I remember the first time, after doing some takes, that we ventured into the control room, and I remember being struck by how absolutely fantastic Elliot Scheiner had the playback sounding. To me, it was almost as if we had already made a record - it was THAT good! I had never heard something sound that clean and powerful coming out of small bookshelf size speakers. I can't be certain but I believe that they were using the Visonik David 100 speakers from Germany. That experience caused me to immediately run out and buy several pairs of Visonik speakers for my home systems. I still have them to this day, and even bring my extra pair of Visonik David 9000s to the studio when I am mixing my own albums. And, I still love them. Some people find them a little bright, but I really like them, because I know and understand them, and I trust what I am hearing. Be assured of one thing, the Steely Dan guys are true sound buffs, real audiophile nuts.
 Any other thoughts or memories connected to this record?
[SK] No!!! But, the truth is that prior to that session, I never even owned a Steely Dan LP. The only songs I knew were "Do It Again" and "Reelin' in the Years".....and barely those!!! I knew nothing about them, because I was involved in my own music and writing. I had no idea that it was such a 'big deal' to have recorded with them. But, like other things, for all I knew, they were never going to call me again anyway. So, I tried not to worry about it too much.
They were having trouble finishing the album "AJA" and they came here, to New York, to do some recording. And we did the track "Peg." Which apparently they had cut five times before. I remember seeing the arrangement that Larry Carlton wrote out for them. I just heard it and played, you know, muted guitar stuff. They said they loved it. That's all that I did. It wasn't any big deal.

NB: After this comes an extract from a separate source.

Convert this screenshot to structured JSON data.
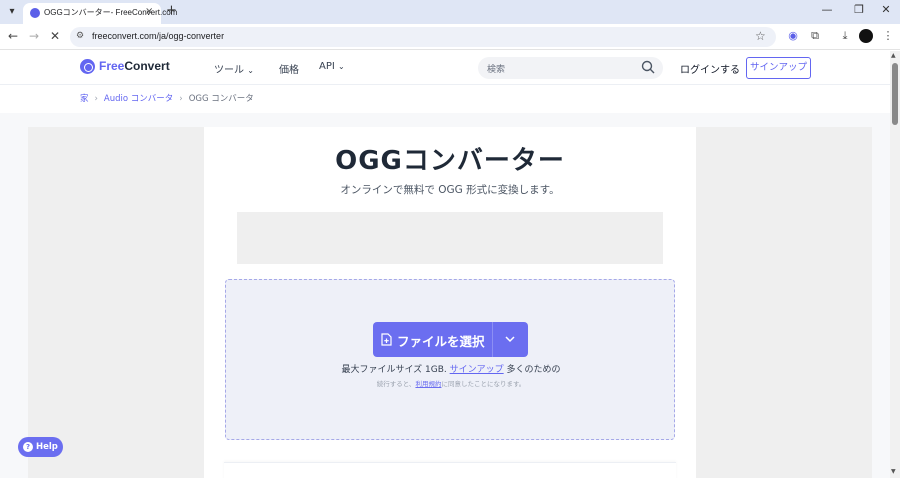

Because "Peg" became so famous, many people believe that I invented that kind of muted single-note guitar style. But, nothing could be further from the truth. Those of us, here in New York, all feel that guitarist Jerry Friedman was the one who came-up with that style, and when asked how, he would always say: "I just did it because I had completely run out of other ideas!!!" When I left the "Peg" session that evening, I fully expected to be erased. But, miracle of miracles, they liked it. Go figure!
Then the record came out, and people went crazy. I discovered an interesting thing. You can do something really inconsequential, but if your name is on the record, even on just one track, you might as well have played on everything. All people see is that you are there. So my stupid little contribution is as good, in a sense, as Steve Gadd's or Wayne Shorter's. Of course it's not, but in the eyes of John/Jane Q. Public, it is. It's really a strange thing.